By Jason Bramwell
Two alternatives within US Generally Accepted Accounting Principles (GAAP) – accounting for interest rate swaps and accounting for goodwill in a business combination for private companies – were finalized by the Private Company Council (PCC) during a meeting on October 1.
The Financial Accounting Standards Board (FASB)
, which works with the PCC to determine whether and when to modify US GAAP for private companies, will discuss the proposed alternatives and also consider the applicability of these alternatives to publicly traded companies and not-for-profit organizations in the coming weeks. If the FASB decides to endorse the alternatives, they will be issued as final accounting standards updates.
The first proposed US GAAP alternative – Accounting for Certain Receive-Variable, Pay-Fixed Interest Rate Swaps – would give private companies, other than financial institutions, the option to use a simplified hedge accounting approach to account for certain types of interest rate swaps that are entered into for the purpose of economically converting variable-rate interest payments to fixed-rate payments.
The alternative would also extend the exemption from certain fair value disclosures to private companies for which such swaps are their only derivatives, according to the FASB.
The finalized proposal for the alternative on interest rate swaps is different from the original proposal
the PCC issued in May. The original proposal enabled private companies to use both a simplified hedge accounting approach and a combined instruments approach to account for certain types of interest rate swaps.
The PCC decided to separate the combined instruments approach from the revised proposal and directed FASB staff to conduct more research on the combined instruments approach for further discussion at a future meeting.
The second proposed GAAP alternative – Accounting for Goodwill Subsequent to a Business Combination – would permit a private company to subsequently amortize goodwill over a period of ten years, or less under certain circumstances, and to apply a simplified impairment model to goodwill. Goodwill is defined by the FASB as the residual asset recognized in a business combination after recognizing all other identifiable assets acquired and liabilities assumed.

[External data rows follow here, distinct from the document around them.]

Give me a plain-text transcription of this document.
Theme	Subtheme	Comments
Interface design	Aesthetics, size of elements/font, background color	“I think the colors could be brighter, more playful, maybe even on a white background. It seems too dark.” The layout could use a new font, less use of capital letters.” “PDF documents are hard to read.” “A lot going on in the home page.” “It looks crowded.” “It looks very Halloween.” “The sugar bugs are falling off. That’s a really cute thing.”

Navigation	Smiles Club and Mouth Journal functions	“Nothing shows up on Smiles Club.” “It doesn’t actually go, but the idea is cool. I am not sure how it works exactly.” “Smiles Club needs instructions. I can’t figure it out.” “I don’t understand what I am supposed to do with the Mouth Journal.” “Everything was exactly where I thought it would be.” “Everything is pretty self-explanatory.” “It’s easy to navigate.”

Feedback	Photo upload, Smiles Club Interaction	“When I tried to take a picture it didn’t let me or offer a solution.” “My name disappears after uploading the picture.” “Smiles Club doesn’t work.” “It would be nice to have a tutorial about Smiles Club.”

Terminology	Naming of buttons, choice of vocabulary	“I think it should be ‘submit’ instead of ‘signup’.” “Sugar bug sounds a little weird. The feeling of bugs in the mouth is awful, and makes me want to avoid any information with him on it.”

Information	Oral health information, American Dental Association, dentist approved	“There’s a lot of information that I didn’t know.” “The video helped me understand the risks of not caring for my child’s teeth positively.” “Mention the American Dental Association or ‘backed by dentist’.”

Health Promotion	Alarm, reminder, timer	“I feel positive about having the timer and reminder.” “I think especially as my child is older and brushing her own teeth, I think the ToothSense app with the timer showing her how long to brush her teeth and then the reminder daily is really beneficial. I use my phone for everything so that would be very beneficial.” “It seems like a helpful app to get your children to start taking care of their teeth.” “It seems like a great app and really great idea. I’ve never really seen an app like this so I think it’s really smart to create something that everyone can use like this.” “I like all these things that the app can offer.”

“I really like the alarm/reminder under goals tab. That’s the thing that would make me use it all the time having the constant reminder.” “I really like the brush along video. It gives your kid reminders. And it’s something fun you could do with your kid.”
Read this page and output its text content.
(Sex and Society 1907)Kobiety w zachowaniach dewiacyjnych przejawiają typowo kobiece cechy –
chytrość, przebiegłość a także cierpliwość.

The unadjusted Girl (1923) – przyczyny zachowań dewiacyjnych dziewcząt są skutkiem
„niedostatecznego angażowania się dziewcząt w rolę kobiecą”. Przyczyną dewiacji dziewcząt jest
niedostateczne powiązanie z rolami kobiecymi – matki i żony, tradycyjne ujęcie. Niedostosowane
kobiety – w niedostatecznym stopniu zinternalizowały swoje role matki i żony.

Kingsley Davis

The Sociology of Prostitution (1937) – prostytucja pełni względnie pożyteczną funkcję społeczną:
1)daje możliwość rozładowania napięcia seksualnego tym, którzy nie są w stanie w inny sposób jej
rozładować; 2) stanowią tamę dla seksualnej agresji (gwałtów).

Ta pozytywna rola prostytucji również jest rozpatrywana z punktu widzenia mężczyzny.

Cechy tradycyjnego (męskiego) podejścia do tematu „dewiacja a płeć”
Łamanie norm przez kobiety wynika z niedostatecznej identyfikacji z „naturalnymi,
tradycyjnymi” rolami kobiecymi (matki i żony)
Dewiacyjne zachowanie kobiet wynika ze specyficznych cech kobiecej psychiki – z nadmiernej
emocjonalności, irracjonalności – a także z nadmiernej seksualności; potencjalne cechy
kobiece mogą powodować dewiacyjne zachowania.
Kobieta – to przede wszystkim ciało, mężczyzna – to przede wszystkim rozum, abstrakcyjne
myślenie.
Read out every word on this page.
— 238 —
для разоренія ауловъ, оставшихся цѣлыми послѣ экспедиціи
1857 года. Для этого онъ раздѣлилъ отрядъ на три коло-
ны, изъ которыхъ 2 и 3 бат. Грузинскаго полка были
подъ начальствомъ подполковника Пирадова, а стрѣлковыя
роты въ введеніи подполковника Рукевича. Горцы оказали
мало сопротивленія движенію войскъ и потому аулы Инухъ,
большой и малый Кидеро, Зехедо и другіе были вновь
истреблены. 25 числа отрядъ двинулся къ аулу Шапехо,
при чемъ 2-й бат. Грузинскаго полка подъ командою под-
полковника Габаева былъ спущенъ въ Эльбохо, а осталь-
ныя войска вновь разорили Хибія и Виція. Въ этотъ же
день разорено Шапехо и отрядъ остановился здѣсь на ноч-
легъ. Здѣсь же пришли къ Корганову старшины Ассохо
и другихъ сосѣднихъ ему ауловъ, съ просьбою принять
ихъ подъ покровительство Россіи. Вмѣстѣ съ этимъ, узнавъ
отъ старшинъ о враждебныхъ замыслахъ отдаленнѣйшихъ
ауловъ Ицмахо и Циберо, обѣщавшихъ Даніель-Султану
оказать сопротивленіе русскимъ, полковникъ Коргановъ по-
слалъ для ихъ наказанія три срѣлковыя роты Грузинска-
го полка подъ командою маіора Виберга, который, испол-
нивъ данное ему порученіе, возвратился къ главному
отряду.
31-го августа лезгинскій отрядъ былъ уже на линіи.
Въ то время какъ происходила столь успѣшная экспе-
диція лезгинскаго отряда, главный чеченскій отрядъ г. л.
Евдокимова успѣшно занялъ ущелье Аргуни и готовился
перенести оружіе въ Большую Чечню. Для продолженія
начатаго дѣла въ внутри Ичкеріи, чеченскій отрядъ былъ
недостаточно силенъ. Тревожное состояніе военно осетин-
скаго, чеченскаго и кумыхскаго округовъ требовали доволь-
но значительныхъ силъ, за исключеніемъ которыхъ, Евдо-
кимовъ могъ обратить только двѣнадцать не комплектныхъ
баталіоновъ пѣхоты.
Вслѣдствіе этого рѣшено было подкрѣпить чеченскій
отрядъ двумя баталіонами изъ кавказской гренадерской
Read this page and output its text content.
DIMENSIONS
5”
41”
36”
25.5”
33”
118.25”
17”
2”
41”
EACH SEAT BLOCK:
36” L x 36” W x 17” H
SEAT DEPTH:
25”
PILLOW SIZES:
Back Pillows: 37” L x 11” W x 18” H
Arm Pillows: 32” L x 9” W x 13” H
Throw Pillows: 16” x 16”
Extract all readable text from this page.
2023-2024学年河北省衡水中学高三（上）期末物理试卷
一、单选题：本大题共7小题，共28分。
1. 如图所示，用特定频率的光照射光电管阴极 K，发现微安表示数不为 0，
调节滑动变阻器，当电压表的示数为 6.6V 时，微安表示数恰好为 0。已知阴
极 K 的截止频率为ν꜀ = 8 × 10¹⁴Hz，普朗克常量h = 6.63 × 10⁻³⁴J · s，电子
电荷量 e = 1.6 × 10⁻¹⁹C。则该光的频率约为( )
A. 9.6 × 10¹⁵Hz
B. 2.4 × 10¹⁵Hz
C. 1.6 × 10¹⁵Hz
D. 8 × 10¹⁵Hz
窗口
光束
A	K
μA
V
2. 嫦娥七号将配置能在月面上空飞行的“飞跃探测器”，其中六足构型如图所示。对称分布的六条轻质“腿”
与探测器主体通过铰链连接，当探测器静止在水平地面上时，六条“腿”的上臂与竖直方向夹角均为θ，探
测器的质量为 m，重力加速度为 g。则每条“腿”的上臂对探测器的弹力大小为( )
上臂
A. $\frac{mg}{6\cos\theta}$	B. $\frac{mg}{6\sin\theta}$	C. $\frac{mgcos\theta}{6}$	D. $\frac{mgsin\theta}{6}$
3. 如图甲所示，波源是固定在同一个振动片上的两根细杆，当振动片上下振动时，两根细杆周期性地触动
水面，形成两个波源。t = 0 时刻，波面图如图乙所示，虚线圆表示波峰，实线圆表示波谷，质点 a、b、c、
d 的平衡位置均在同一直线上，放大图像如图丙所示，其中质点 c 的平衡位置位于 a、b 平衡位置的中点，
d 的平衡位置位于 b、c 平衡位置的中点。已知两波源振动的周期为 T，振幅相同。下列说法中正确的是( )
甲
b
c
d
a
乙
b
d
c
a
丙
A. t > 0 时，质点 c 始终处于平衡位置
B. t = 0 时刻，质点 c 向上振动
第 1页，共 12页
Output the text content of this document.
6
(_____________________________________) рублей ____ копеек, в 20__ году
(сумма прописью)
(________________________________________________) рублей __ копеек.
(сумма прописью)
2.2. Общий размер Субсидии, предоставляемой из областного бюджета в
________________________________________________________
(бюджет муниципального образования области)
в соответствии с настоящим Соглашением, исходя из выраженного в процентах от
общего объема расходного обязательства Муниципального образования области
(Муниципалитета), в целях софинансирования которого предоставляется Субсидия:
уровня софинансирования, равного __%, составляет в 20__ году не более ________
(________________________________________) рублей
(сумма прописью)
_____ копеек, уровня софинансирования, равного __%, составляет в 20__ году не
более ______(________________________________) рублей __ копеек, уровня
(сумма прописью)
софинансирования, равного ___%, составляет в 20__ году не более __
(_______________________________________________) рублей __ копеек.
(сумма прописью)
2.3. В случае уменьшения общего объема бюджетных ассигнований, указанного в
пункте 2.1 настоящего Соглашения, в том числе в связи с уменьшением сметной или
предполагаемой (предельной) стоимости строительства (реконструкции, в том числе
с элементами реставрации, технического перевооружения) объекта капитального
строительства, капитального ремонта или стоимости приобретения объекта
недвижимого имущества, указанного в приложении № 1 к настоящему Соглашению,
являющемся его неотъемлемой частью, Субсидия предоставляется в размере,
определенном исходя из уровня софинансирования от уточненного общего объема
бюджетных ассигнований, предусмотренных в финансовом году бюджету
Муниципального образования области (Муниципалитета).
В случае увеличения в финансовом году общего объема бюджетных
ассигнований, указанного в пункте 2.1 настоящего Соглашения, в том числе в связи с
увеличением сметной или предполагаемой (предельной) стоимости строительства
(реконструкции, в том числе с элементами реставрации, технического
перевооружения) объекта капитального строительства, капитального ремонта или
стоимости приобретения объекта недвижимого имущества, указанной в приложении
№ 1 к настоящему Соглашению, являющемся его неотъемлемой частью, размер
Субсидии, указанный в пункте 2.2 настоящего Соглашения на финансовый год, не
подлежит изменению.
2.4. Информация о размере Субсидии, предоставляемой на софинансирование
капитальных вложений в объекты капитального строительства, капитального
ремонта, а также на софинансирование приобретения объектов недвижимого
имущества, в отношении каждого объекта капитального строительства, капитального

The original proposals of both alternatives as well as an accounting proposal on intangible assets acquired in business combinations were endorsed by the FASB
on June 10. The public comment period
on the three PCC accounting proposals' exposure drafts ended on August 23.
PCC Chairman Billy Atkinson said in a written statement that the PCC and the FASB received significant stakeholder input on the alternatives for interest rate swaps and goodwill.
"Based on this input, the PCC was able to finalize two proposals addressing issues users, preparers, and public accountants of private company financial statements have told us are a priority," he said. "We look forward to receiving the FASB's endorsement on the alternatives in the coming weeks so that 2013 implementation is possible."
The third accounting proposal, PCC Issue No. 13-01A – Accounting for Identifiable Intangible Assets in a Business Combination – was also discussed at the PCC meeting on Tuesday. The proposal modifies the requirement for private companies to separately recognize fewer intangible assets acquired in a business combination. The PCC directed FASB staff to conduct more research for further discussion at a future meeting.
The next PCC meeting will be held on November 12.